"It's going to be a tough year" for the Securities and Exchange Commission's exam team without additional resources, Pete Driscoll, director of the Divisions of Examinations, said Thursday.
Speaking at the Investment Adviser Association's virtual compliance conference, Driscoll said that the growth of the advisory industry "continues to escalate, and certainly the complexity does too."
The exam division is "hoping for 15% exam coverage of advisors," as examiners were able to achieve in 2020, "but it's going to be tough without additional resources," Driscoll said.
Driscoll noted the "nutty year" so far with COVID, market volatility and meme stocks. "There's just a lot of areas where we have to pivot from a cause perspective."
The SEC noted Wednesday in releasing its 2021 exam priorities that examiners completed 2,952 exams in fiscal 2020, a 4.4% decrease from fiscal 2019.
In the last five years, the number of RIAs the SEC oversees increased from about 12,000 to more than 13,900, and the assets under management of RIAs increased from approximately $67 trillion to $97 trillion, the agency reported.
A longstanding complaint by SEC chairs and officials is that the agency lacks the resources to do its job.
That worry was reiterated in the just-released 2021 exam priorities list — particularly as it relates to advisor exams.

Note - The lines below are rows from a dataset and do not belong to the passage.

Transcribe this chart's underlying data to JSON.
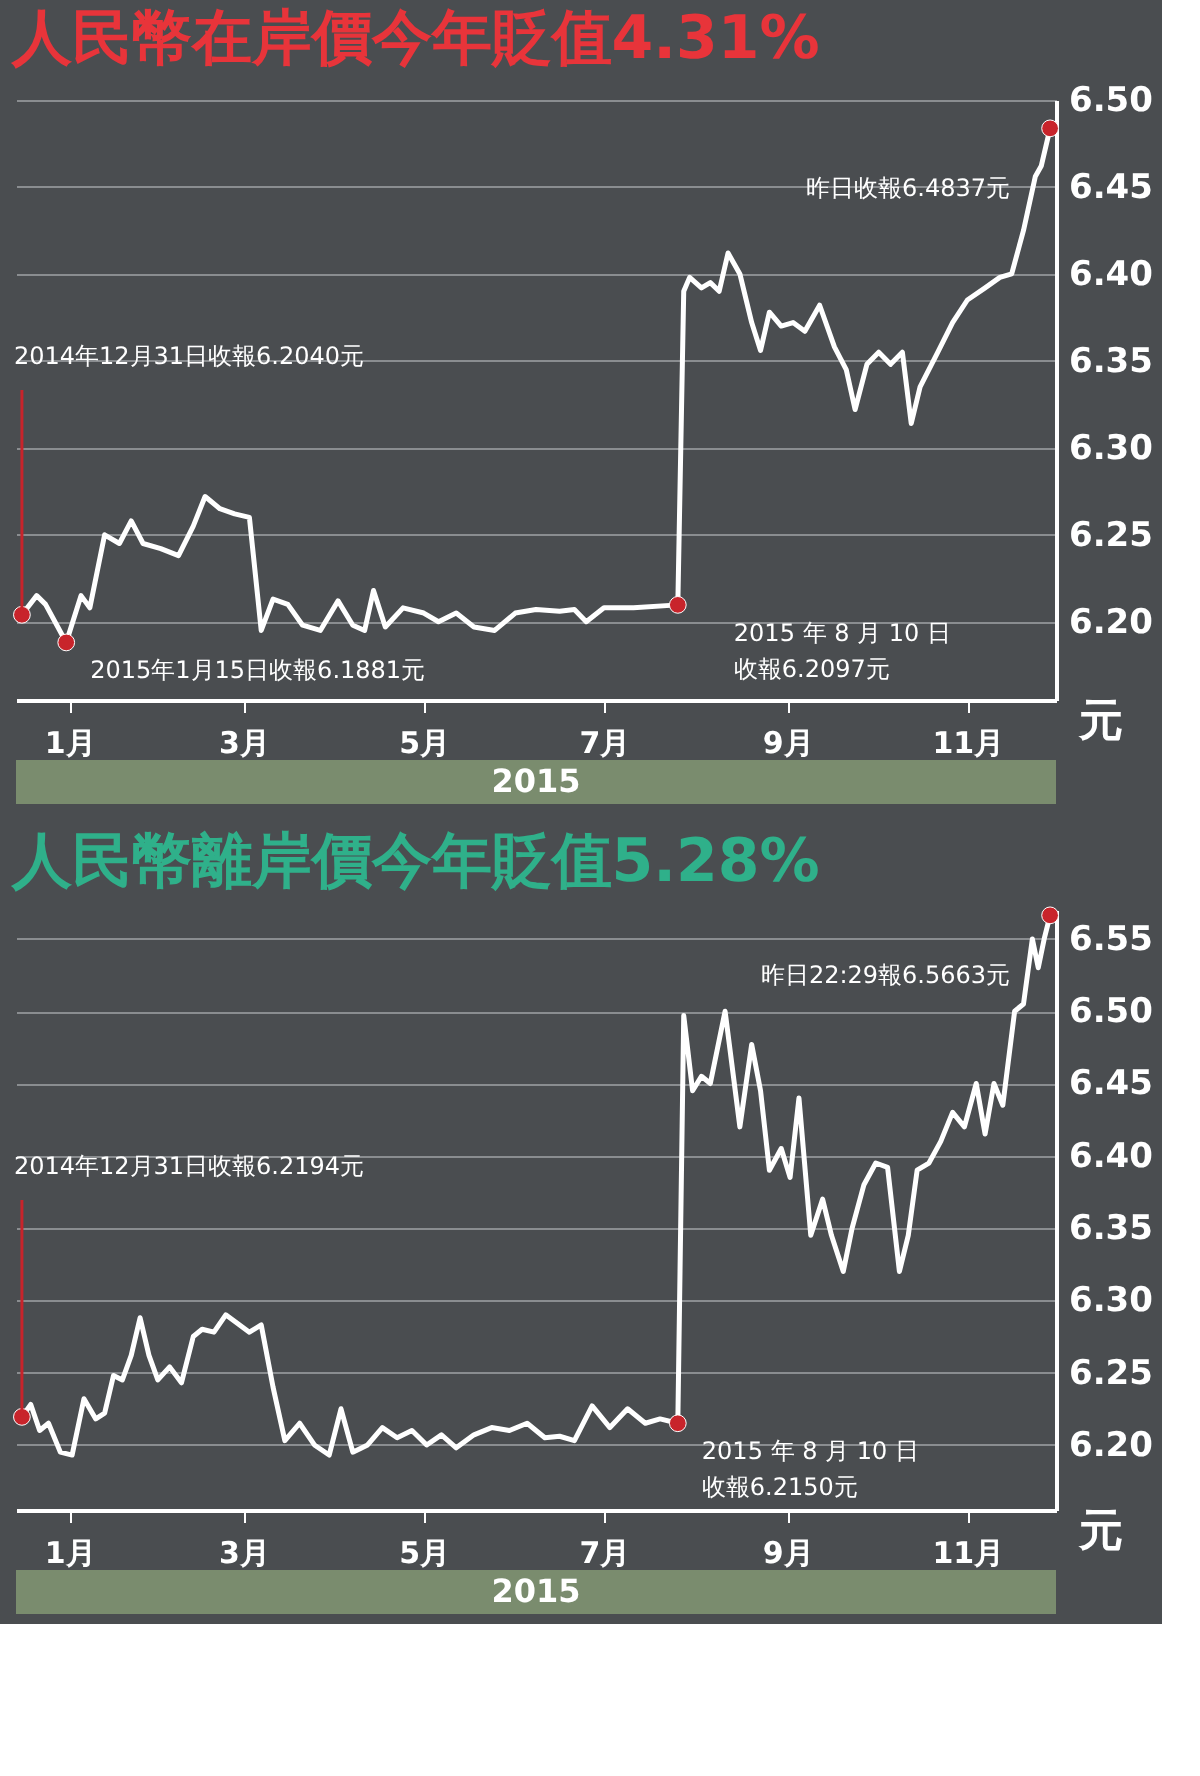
{
  "chart_data": [
    {
      "type": "line",
      "title": "人民幣在岸價今年貶值4.31%",
      "xlabel": "2015",
      "ylabel": "元",
      "color": "#ffffff",
      "line_style": "solid",
      "marker": "none",
      "grid": "y",
      "legend": false,
      "xlim": [
        "2014-12-29",
        "2015-12-16"
      ],
      "ylim": [
        6.155,
        6.5
      ],
      "xticks": [
        {
          "value": "2015-01-16",
          "label": "1月"
        },
        {
          "value": "2015-03-16",
          "label": "3月"
        },
        {
          "value": "2015-05-16",
          "label": "5月"
        },
        {
          "value": "2015-07-16",
          "label": "7月"
        },
        {
          "value": "2015-09-16",
          "label": "9月"
        },
        {
          "value": "2015-11-16",
          "label": "11月"
        }
      ],
      "yticks": [
        {
          "value": 6.2,
          "label": "6.20"
        },
        {
          "value": 6.25,
          "label": "6.25"
        },
        {
          "value": 6.3,
          "label": "6.30"
        },
        {
          "value": 6.35,
          "label": "6.35"
        },
        {
          "value": 6.4,
          "label": "6.40"
        },
        {
          "value": 6.45,
          "label": "6.45"
        },
        {
          "value": 6.5,
          "label": "6.50"
        }
      ],
      "x": [
        "2014-12-31",
        "2015-01-05",
        "2015-01-08",
        "2015-01-15",
        "2015-01-20",
        "2015-01-23",
        "2015-01-28",
        "2015-02-02",
        "2015-02-06",
        "2015-02-10",
        "2015-02-16",
        "2015-02-22",
        "2015-02-27",
        "2015-03-03",
        "2015-03-08",
        "2015-03-13",
        "2015-03-18",
        "2015-03-22",
        "2015-03-26",
        "2015-03-31",
        "2015-04-05",
        "2015-04-11",
        "2015-04-17",
        "2015-04-22",
        "2015-04-26",
        "2015-04-29",
        "2015-05-03",
        "2015-05-09",
        "2015-05-16",
        "2015-05-21",
        "2015-05-27",
        "2015-06-02",
        "2015-06-09",
        "2015-06-16",
        "2015-06-23",
        "2015-07-01",
        "2015-07-06",
        "2015-07-10",
        "2015-07-16",
        "2015-07-26",
        "2015-08-10",
        "2015-08-12",
        "2015-08-14",
        "2015-08-18",
        "2015-08-21",
        "2015-08-24",
        "2015-08-27",
        "2015-08-31",
        "2015-09-04",
        "2015-09-07",
        "2015-09-10",
        "2015-09-14",
        "2015-09-18",
        "2015-09-22",
        "2015-09-27",
        "2015-10-02",
        "2015-10-06",
        "2015-10-09",
        "2015-10-13",
        "2015-10-17",
        "2015-10-21",
        "2015-10-25",
        "2015-10-28",
        "2015-10-31",
        "2015-11-06",
        "2015-11-11",
        "2015-11-16",
        "2015-11-22",
        "2015-11-27",
        "2015-12-01",
        "2015-12-05",
        "2015-12-09",
        "2015-12-11",
        "2015-12-14"
      ],
      "values": [
        6.204,
        6.215,
        6.21,
        6.1881,
        6.215,
        6.208,
        6.25,
        6.245,
        6.258,
        6.245,
        6.242,
        6.238,
        6.255,
        6.272,
        6.265,
        6.262,
        6.26,
        6.195,
        6.213,
        6.21,
        6.198,
        6.195,
        6.212,
        6.198,
        6.195,
        6.218,
        6.197,
        6.208,
        6.205,
        6.2,
        6.205,
        6.197,
        6.195,
        6.205,
        6.207,
        6.206,
        6.207,
        6.2,
        6.208,
        6.208,
        6.2097,
        6.39,
        6.398,
        6.392,
        6.395,
        6.39,
        6.412,
        6.4,
        6.372,
        6.356,
        6.378,
        6.37,
        6.372,
        6.367,
        6.382,
        6.358,
        6.345,
        6.322,
        6.348,
        6.355,
        6.348,
        6.355,
        6.314,
        6.335,
        6.355,
        6.372,
        6.385,
        6.392,
        6.398,
        6.4,
        6.425,
        6.456,
        6.462,
        6.4837
      ],
      "annotations": [
        {
          "text": "2014年12月31日收報6.2040元",
          "x": "2014-12-31",
          "y": 6.204
        },
        {
          "text": "2015年1月15日收報6.1881元",
          "x": "2015-01-15",
          "y": 6.1881
        },
        {
          "text": "2015 年 8 月 10 日收報6.2097元",
          "x": "2015-08-10",
          "y": 6.2097
        },
        {
          "text": "昨日收報6.4837元",
          "x": "2015-12-14",
          "y": 6.4837
        }
      ]
    },
    {
      "type": "line",
      "title": "人民幣離岸價今年貶值5.28%",
      "xlabel": "2015",
      "ylabel": "元",
      "color": "#ffffff",
      "line_style": "solid",
      "marker": "none",
      "grid": "y",
      "legend": false,
      "xlim": [
        "2014-12-29",
        "2015-12-16"
      ],
      "ylim": [
        6.155,
        6.57
      ],
      "xticks": [
        {
          "value": "2015-01-16",
          "label": "1月"
        },
        {
          "value": "2015-03-16",
          "label": "3月"
        },
        {
          "value": "2015-05-16",
          "label": "5月"
        },
        {
          "value": "2015-07-16",
          "label": "7月"
        },
        {
          "value": "2015-09-16",
          "label": "9月"
        },
        {
          "value": "2015-11-16",
          "label": "11月"
        }
      ],
      "yticks": [
        {
          "value": 6.2,
          "label": "6.20"
        },
        {
          "value": 6.25,
          "label": "6.25"
        },
        {
          "value": 6.3,
          "label": "6.30"
        },
        {
          "value": 6.35,
          "label": "6.35"
        },
        {
          "value": 6.4,
          "label": "6.40"
        },
        {
          "value": 6.45,
          "label": "6.45"
        },
        {
          "value": 6.5,
          "label": "6.50"
        },
        {
          "value": 6.55,
          "label": "6.55"
        }
      ],
      "x": [
        "2014-12-31",
        "2015-01-03",
        "2015-01-06",
        "2015-01-09",
        "2015-01-13",
        "2015-01-17",
        "2015-01-21",
        "2015-01-25",
        "2015-01-28",
        "2015-01-31",
        "2015-02-03",
        "2015-02-06",
        "2015-02-09",
        "2015-02-12",
        "2015-02-15",
        "2015-02-19",
        "2015-02-23",
        "2015-02-27",
        "2015-03-02",
        "2015-03-06",
        "2015-03-10",
        "2015-03-14",
        "2015-03-18",
        "2015-03-22",
        "2015-03-26",
        "2015-03-30",
        "2015-04-04",
        "2015-04-09",
        "2015-04-14",
        "2015-04-18",
        "2015-04-22",
        "2015-04-27",
        "2015-05-02",
        "2015-05-07",
        "2015-05-12",
        "2015-05-17",
        "2015-05-22",
        "2015-05-27",
        "2015-06-02",
        "2015-06-08",
        "2015-06-14",
        "2015-06-20",
        "2015-06-26",
        "2015-07-01",
        "2015-07-06",
        "2015-07-12",
        "2015-07-18",
        "2015-07-24",
        "2015-07-30",
        "2015-08-04",
        "2015-08-10",
        "2015-08-12",
        "2015-08-15",
        "2015-08-18",
        "2015-08-21",
        "2015-08-26",
        "2015-08-31",
        "2015-09-04",
        "2015-09-07",
        "2015-09-10",
        "2015-09-14",
        "2015-09-17",
        "2015-09-20",
        "2015-09-24",
        "2015-09-28",
        "2015-10-01",
        "2015-10-05",
        "2015-10-08",
        "2015-10-12",
        "2015-10-16",
        "2015-10-20",
        "2015-10-24",
        "2015-10-27",
        "2015-10-30",
        "2015-11-03",
        "2015-11-07",
        "2015-11-11",
        "2015-11-15",
        "2015-11-19",
        "2015-11-22",
        "2015-11-25",
        "2015-11-28",
        "2015-12-02",
        "2015-12-05",
        "2015-12-08",
        "2015-12-10",
        "2015-12-12",
        "2015-12-14"
      ],
      "values": [
        6.2194,
        6.228,
        6.21,
        6.215,
        6.195,
        6.193,
        6.232,
        6.218,
        6.222,
        6.248,
        6.245,
        6.262,
        6.288,
        6.262,
        6.245,
        6.254,
        6.243,
        6.275,
        6.28,
        6.278,
        6.29,
        6.284,
        6.278,
        6.283,
        6.24,
        6.203,
        6.215,
        6.2,
        6.193,
        6.225,
        6.195,
        6.2,
        6.212,
        6.205,
        6.21,
        6.2,
        6.207,
        6.198,
        6.207,
        6.212,
        6.21,
        6.215,
        6.205,
        6.206,
        6.203,
        6.227,
        6.212,
        6.225,
        6.215,
        6.218,
        6.215,
        6.497,
        6.445,
        6.455,
        6.45,
        6.5,
        6.42,
        6.477,
        6.445,
        6.39,
        6.405,
        6.385,
        6.44,
        6.345,
        6.37,
        6.345,
        6.32,
        6.35,
        6.38,
        6.395,
        6.392,
        6.32,
        6.345,
        6.39,
        6.395,
        6.41,
        6.43,
        6.42,
        6.45,
        6.415,
        6.45,
        6.435,
        6.5,
        6.505,
        6.55,
        6.53,
        6.55,
        6.5663
      ],
      "annotations": [
        {
          "text": "2014年12月31日收報6.2194元",
          "x": "2014-12-31",
          "y": 6.2194
        },
        {
          "text": "2015 年 8 月 10 日收報6.2150元",
          "x": "2015-08-10",
          "y": 6.215
        },
        {
          "text": "昨日22:29報6.5663元",
          "x": "2015-12-14",
          "y": 6.5663
        }
      ]
    }
  ]
}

Coverage of RIAs increased from 10% in 2014 to a high of 17% in 2018. The Division's coverage of RIAs in 2020, "a year in which the RIA population continued to increase and the pandemic necessitated a mid-year shift to remote examining," was 15%.
The exam division "has been fortunate enough that technology was there and our ability to switch like that was pretty seamless," Driscoll said.
However, as noted in the exam priorities, "there remains a significant risk that, in light of industry growth and increased complexity and other factors, it does not have sufficient resources to adequately cover the RIA space."